E’ tesa, nervosa, si muove a scatti. L’altra risponde a volume più basso, spero che stia cercando di smorzare i toni dell’amica, rassicurandola e incoraggiandola.

“Ora mi tocca anche chiamarlo, ma non si può andare avanti così, NON SI PUO’, cazzo!!

Il volume e la frequenza della conversazione aumentano, , mi sembra quasi che stia per scoppiare a piangere, ormai ha catturato la mia attenzione. Prende il telefono, seleziona il numero, attende in linea.

“Dove sei!? Come sei partito ora, tra un minuto ho il treno! Guarda, te lo dico, io stamani non lo perdo! Se arrivi in tempo bene, sennò vieni a Pisa!”

Inizia a gridare.

“Eh no, caro stamani tu vieni a Pisa, te lo avevo detto!”

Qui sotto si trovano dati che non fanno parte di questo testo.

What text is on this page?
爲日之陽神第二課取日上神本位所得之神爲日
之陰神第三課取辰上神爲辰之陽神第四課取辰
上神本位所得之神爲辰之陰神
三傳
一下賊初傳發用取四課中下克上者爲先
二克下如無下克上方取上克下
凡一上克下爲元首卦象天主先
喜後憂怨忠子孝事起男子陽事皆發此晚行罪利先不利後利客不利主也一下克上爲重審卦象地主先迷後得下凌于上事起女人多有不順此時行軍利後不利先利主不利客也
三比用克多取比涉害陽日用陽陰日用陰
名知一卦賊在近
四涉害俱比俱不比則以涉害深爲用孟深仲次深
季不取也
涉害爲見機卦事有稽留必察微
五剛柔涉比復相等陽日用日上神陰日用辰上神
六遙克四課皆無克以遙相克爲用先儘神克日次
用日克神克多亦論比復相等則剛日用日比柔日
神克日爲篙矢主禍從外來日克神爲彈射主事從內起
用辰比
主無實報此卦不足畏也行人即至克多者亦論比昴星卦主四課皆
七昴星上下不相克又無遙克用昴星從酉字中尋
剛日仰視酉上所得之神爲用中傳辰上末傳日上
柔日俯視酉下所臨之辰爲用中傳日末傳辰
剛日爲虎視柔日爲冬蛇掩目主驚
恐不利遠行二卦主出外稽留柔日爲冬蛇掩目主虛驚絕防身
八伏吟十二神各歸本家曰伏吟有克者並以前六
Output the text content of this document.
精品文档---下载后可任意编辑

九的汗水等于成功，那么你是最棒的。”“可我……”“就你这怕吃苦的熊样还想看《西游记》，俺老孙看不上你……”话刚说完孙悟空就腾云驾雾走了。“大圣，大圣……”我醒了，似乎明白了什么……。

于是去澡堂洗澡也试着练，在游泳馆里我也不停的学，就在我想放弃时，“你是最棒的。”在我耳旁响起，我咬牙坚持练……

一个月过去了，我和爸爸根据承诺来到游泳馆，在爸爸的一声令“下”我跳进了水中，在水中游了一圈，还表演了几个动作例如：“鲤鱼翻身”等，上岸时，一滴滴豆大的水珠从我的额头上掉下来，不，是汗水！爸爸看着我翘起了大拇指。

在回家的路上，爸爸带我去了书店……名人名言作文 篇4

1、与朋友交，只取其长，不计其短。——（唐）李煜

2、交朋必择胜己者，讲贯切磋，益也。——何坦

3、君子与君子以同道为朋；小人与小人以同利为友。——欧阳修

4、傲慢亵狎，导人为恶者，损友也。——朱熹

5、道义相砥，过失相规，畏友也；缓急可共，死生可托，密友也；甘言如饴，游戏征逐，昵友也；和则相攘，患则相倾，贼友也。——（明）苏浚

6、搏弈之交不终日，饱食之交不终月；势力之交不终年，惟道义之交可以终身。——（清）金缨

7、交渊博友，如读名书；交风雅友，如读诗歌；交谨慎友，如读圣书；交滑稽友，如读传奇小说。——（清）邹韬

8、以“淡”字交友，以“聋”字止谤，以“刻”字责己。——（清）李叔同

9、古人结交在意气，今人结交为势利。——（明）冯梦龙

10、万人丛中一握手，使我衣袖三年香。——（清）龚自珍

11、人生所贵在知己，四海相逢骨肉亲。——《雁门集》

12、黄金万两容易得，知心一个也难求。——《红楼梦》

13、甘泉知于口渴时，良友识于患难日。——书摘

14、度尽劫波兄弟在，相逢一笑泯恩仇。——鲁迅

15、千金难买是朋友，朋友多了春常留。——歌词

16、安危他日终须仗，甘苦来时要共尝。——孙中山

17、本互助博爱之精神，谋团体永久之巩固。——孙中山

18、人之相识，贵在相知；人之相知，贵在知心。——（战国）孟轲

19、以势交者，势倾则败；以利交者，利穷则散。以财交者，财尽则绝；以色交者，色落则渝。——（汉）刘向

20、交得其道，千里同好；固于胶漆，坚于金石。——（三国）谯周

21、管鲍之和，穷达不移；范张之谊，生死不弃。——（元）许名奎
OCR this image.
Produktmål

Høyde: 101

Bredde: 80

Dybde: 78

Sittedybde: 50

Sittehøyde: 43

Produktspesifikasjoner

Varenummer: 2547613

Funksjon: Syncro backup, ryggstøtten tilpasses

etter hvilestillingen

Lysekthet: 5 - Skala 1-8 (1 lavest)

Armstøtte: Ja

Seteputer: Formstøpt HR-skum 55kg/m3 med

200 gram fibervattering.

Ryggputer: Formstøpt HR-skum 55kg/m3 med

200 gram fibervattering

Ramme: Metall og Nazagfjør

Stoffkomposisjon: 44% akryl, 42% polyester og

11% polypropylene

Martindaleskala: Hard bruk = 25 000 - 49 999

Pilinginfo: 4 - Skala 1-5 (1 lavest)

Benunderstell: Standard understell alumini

E’ sempre più tesa, la voce sempre più incrinata.

“Basta, mi sono rotta con questa storia, non si può andare avanti così! Fai sempre i tuoi comodi!”

Riattacca e sbuffa. Riprende la discussione con l’amica.

“Sempre così non è possibile, ah ma io chiamo l’avvocato, questa volta mi sono proprio rotta, vedrai ci pensa lui!”

Squilla il telefono. Lo afferra con irruenza.

“Dove vuoi che sia? Al binario due come tutte le mattine… Muoviti che sta arrivando il treno!”

Qualche istante ed ecco che dal sottopassaggio sbuca un giovanotto imponente: sale le scale di corsa, goffo e trafelato. Sembra un gigante un po’ bambino, mi ricorda Shrek, anche se non ha la pelle verde. Si dirige verso la donna, che lo fissa risentita, ma, sembra, un po’ sollevata. L’espressione di colpevole imbarazzo dell’uomo si trasforma improvvisamente in un ampio sorriso appena il suo sguardo si posa in un punto dietro la gonna lunga della donna. Ed ecco che proprio da lì spunta una bella bimbetta di circa tre anni, con la coda di cavallo, e dei lineamenti identici a quelli della mamma, anche se meno tesi e più morbidi, che allunga le braccia verso il gigante bambino.

Appena in tempo, sta arrivando il treno che stavano aspettando, con cinque minuti di ritardo. Menomale, penso, altrimenti il gigante non ce l’avrebbe fatta ad arrivare in tempo e sarebbe stato un bel problema! La mamma, in compagnia dell’amica, si avvicina alla porta del vagone più vicino. Prima di salire si volta verso la bimba e sorride, finalmente. Il gigante bambino prende in braccio la figlia, entrambi ricambiano il sorriso della mamma. Si fermano per un po’ sulla banchina, aspettano che riparta il treno, la bambina fa “ciao” con la mano alla mamma, che, schiacciando le dita sul finestrino, ricambia. Sul suo viso non c’è più il risentimento di qualche minuto fa, al suo posto, mi pare, un velo di tristezza. Ma forse è solo il riflesso del vetro.